Data Model: Overview
The data model in Vedana is the contract between your domain and the assistant. It describes which entities exist, what properties they have, and how they are connected. Without it the assistant only sees text; with it, it sees the structure of knowledge.
The data model is not the data, it’s the schema.
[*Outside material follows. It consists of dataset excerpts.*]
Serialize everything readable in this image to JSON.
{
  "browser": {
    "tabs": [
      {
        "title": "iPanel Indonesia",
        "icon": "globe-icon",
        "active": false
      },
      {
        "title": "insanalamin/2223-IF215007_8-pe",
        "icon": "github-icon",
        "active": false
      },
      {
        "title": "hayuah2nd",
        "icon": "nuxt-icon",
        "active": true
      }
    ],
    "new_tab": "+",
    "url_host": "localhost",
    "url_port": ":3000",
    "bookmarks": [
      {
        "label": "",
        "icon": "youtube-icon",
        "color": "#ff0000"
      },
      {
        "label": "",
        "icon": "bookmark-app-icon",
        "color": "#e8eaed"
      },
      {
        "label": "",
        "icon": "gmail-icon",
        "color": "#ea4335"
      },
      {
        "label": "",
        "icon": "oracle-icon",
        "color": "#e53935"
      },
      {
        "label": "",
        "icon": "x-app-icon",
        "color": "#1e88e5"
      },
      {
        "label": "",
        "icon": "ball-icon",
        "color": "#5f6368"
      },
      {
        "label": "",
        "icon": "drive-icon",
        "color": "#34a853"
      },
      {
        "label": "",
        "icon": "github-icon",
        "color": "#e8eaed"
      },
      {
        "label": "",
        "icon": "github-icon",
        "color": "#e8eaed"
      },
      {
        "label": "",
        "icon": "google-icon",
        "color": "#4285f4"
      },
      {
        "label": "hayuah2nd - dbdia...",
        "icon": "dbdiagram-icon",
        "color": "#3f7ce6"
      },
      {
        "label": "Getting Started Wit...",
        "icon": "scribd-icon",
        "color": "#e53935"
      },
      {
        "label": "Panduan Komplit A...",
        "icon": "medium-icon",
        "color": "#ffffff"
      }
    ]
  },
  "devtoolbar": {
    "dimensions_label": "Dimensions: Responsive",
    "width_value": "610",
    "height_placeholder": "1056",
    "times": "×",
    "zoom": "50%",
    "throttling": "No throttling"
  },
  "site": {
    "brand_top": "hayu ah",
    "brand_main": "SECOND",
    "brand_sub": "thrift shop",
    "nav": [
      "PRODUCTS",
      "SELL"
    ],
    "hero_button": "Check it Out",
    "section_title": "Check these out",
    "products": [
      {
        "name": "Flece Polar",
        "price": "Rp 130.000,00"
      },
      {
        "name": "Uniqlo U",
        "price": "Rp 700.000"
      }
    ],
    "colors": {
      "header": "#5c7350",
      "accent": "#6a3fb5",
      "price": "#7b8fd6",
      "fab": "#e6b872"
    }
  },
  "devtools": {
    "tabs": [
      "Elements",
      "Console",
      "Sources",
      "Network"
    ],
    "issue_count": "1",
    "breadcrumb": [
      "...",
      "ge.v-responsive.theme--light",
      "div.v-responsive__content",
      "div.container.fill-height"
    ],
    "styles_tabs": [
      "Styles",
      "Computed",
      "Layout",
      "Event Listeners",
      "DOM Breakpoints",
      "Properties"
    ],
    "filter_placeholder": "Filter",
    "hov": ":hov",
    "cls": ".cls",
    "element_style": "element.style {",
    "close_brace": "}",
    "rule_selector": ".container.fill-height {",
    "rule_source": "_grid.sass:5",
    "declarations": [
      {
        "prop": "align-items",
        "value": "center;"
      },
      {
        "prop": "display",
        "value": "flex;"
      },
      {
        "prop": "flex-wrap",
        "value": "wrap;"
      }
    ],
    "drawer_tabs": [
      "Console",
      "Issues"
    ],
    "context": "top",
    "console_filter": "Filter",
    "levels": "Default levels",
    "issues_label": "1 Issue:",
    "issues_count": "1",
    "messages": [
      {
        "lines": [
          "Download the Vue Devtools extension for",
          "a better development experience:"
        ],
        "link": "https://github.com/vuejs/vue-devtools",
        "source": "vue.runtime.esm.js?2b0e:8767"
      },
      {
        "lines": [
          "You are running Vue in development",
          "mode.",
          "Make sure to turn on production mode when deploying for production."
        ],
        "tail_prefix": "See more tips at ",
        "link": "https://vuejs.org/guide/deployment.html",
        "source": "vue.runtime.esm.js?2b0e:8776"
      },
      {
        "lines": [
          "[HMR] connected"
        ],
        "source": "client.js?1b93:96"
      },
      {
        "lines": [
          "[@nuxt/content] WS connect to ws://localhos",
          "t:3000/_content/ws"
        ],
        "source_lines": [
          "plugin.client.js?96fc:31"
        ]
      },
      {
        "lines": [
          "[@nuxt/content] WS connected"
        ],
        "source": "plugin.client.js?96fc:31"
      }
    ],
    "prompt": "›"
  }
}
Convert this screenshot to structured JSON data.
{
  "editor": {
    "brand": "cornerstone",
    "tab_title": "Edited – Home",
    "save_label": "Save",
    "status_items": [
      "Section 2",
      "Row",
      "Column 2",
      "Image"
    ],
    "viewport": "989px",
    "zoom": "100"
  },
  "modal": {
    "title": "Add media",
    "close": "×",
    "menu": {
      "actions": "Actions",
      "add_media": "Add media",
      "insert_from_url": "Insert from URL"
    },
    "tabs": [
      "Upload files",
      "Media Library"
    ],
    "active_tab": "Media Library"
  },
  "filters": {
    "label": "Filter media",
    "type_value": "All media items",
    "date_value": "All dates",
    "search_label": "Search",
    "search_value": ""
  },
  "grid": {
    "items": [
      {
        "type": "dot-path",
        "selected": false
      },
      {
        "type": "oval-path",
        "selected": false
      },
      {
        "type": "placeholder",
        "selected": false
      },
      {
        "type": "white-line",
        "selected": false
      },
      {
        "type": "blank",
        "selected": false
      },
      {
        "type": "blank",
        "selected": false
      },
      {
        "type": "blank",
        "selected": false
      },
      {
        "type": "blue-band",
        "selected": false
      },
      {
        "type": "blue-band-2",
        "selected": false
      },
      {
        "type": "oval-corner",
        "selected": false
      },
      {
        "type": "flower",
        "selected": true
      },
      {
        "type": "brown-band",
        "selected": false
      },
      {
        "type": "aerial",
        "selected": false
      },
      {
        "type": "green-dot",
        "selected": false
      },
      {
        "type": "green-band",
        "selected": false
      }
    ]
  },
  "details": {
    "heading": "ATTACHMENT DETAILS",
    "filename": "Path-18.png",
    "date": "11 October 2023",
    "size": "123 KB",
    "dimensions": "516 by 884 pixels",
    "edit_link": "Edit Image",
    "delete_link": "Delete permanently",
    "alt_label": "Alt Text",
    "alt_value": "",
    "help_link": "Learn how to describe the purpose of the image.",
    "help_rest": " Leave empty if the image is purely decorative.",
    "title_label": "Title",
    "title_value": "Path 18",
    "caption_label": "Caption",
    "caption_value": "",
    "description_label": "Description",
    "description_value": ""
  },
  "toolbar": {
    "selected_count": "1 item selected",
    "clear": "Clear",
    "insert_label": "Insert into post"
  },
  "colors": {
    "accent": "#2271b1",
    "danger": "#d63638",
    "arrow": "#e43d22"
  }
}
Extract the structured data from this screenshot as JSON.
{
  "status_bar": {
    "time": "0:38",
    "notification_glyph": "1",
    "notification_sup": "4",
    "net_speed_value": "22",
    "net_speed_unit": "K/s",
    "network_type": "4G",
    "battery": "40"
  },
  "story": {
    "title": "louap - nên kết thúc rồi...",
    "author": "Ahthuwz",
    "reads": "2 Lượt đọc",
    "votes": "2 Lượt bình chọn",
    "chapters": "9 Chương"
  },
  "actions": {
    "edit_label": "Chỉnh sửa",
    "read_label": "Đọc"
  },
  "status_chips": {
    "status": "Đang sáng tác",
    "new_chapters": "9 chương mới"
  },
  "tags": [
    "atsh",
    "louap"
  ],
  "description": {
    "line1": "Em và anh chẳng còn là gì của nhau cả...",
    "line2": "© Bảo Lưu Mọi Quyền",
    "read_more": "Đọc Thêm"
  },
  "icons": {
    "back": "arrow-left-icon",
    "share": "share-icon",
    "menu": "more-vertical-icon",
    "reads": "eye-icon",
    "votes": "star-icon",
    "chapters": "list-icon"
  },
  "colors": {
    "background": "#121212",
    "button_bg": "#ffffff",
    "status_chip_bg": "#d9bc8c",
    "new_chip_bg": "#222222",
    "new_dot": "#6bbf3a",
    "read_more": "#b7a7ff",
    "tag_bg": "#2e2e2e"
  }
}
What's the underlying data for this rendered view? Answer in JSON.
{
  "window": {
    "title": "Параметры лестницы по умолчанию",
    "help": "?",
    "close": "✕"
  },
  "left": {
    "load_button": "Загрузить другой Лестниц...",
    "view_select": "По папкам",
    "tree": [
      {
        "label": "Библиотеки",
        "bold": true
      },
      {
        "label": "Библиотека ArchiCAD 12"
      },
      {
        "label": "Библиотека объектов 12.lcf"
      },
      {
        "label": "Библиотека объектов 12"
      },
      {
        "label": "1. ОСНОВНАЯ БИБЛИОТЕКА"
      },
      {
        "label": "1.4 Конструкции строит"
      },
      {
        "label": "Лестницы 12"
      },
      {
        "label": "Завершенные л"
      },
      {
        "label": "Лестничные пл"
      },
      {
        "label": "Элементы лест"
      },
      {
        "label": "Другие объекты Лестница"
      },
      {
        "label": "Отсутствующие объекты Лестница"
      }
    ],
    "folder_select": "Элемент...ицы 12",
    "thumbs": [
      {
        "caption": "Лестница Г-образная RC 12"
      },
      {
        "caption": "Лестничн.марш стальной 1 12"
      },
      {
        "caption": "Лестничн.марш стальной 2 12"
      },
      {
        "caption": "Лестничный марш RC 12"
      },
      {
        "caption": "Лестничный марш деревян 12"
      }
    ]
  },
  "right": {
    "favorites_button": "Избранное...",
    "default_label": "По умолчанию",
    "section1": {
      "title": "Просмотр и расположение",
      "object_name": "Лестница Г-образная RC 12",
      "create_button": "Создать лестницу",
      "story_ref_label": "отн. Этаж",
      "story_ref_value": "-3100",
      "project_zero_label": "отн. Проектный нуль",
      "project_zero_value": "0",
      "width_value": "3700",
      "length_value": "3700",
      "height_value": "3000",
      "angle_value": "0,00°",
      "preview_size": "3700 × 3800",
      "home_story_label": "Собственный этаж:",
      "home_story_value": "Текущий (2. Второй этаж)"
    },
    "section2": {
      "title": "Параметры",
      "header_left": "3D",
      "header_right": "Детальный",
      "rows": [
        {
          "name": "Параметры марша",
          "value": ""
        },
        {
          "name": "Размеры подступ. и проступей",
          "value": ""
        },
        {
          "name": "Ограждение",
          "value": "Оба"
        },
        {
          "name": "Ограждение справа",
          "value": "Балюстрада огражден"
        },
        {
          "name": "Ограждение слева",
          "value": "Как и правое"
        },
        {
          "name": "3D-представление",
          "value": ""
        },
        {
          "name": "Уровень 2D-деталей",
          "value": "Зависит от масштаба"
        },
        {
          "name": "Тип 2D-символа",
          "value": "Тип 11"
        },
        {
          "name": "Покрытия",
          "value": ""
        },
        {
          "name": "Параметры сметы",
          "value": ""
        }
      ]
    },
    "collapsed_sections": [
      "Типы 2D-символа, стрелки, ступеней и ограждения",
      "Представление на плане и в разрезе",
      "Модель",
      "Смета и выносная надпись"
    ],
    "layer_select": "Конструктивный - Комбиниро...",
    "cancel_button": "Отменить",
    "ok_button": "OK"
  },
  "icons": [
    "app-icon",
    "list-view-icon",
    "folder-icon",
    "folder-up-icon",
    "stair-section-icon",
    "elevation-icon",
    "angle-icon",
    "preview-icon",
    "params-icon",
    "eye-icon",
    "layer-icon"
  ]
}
The data itself (products, documents, contracts, branches) lives in the Grist Data doc and is loaded into the graph through ETL. The data model lives in the Grist Data Model doc and describes how that data is interpreted.
The seven tables
| Table | Required? | Purpose |
|---|---|---|
| Anchors | yes | graph node types (domain entities) |
| Anchor_attributes | yes | properties of nodes |
| Links | yes | edge types (relationships) |
| Link_attributes | only if edges have attributes | properties of edges |
| Queries | no | the playbook — scenarios for typical questions |
| Prompts | no | overrides for prompt templates |
| ConversationLifecycle | no | responses to lifecycle events (/start, etc.) |
The minimum working data model is Anchors + Anchor_attributes + Links. Everything else extends behaviour but isn’t required for the system to start.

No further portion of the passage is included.